The U.S. House of Representatives on Wednesday passed the $1.9 trillion COVID-19 relief bill, sending $300 a week in jobless benefits to the unemployed, a $3,000 tax credit to parents and $1,400 checks to millions of Americans.
The bill, which had no congressional Republican support, passed on a near party-line vote of 220-211. Gerald Golden, D-Maine, was the only Democrat voting against the bill. Golden voted against the bill last week when the House originally passed the legislation.
The legislation will now be sent to President Joe Biden for his signature.
In addition to direct payments to the majority of Americans, the bill will provide money to fund COVID-19 vaccines and vaccination distribution, to reopen schools and to prop up state and local governments and airlines. Those in need will get help with health insurance premiums, farmers of color will get help with outstanding USDA farm loans and federal workers will get extra paid leave if their child is enrolled in a school that isn’t back to full-time, in-classroom instruction.
The bill is one of the most expansive stimulus packages in American history with almost 70% of tax breaks in 2021 going to households earning $91,000 or less, according to the independent Tax Policy Center.
But while millions of Americans will see some form of economic help, House progressives saw several of the programs most important to their agenda fall by the wayside as the bill went through the Senate.
Senate moderates tightened eligibility for the $1,400 stimulus checks, phasing them out for individuals making more than $80,000 a year and couples making more than $150,000 and lowered the emergency unemployment payments from $400 per week to $300 weekly.
The bill was passed only four days before those benefits were scheduled to expire.
The Senate also dropped the measure to increase the federal minimum wage to $15 over a five-year period.
The proposal was removed from the legislation after the Senate parliamentarian ruled that it was not germane to the COVID-19 relief bill. The ruling came after Democrats introduced the bill under the rules of reconciliation that protected the bill from a filibuster, effectively blocking any opposition Republicans could try to mount.
On Monday, progressive House members voiced support for the bill.

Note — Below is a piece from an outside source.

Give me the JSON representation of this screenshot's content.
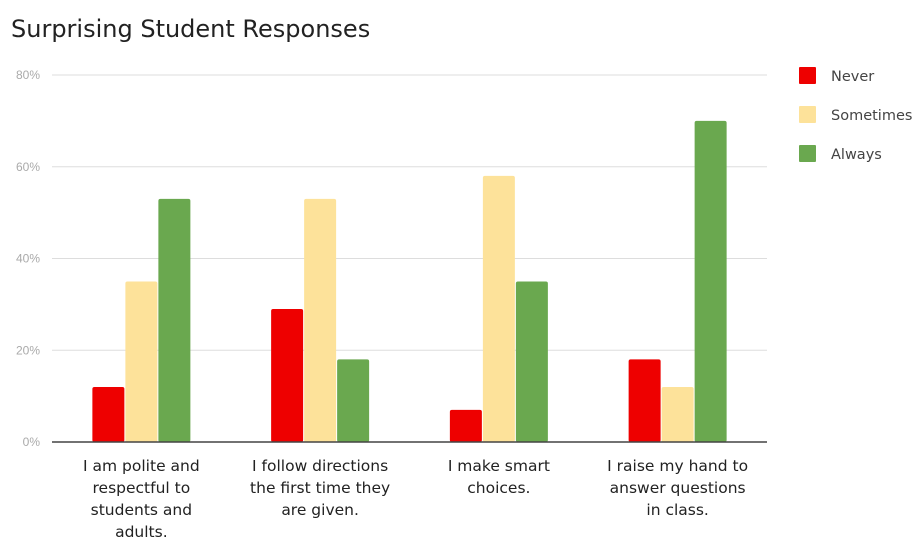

Rep. Pramila Jayapal, D-Washington, chairwoman of the Congressional Progressive Caucus, said before Wednesday’s vote that while those in her caucus were disappointed with some aspects of the bill, she believed that the measure would be supported.
“I’ve had lots of conversations with our members who all feel frustrated that minimum wage was not included,” she said. But she noted, “Everybody understands this is a big progressive win.”
No Republican in Congress has cast a vote in favor of the $1.9 trillion bill.
“We know for sure that it includes provisions that are not targeted, they’re not temporary, they’re not related to COVID and it didn’t have to be this way,” House Republican Conference Chair Liz Cheney, R-Wyoming, said before the vote.
“We could have had a bill that was a fraction of the cost of this one. It could have gotten bipartisan approval and support,” she said.
Democrats, who have a narrow majority in the House, had only four votes to spare in the vote. It passed the House the first time on a 219 to 212 vote, and cleared the Senate on the narrowest of margins a 50-49 vote.
The nonpartisan Congressional Budget Office estimated that of the $1.9 trillion bill, $1.1 trillion will be spent his year, with $459 billion coming in 2022.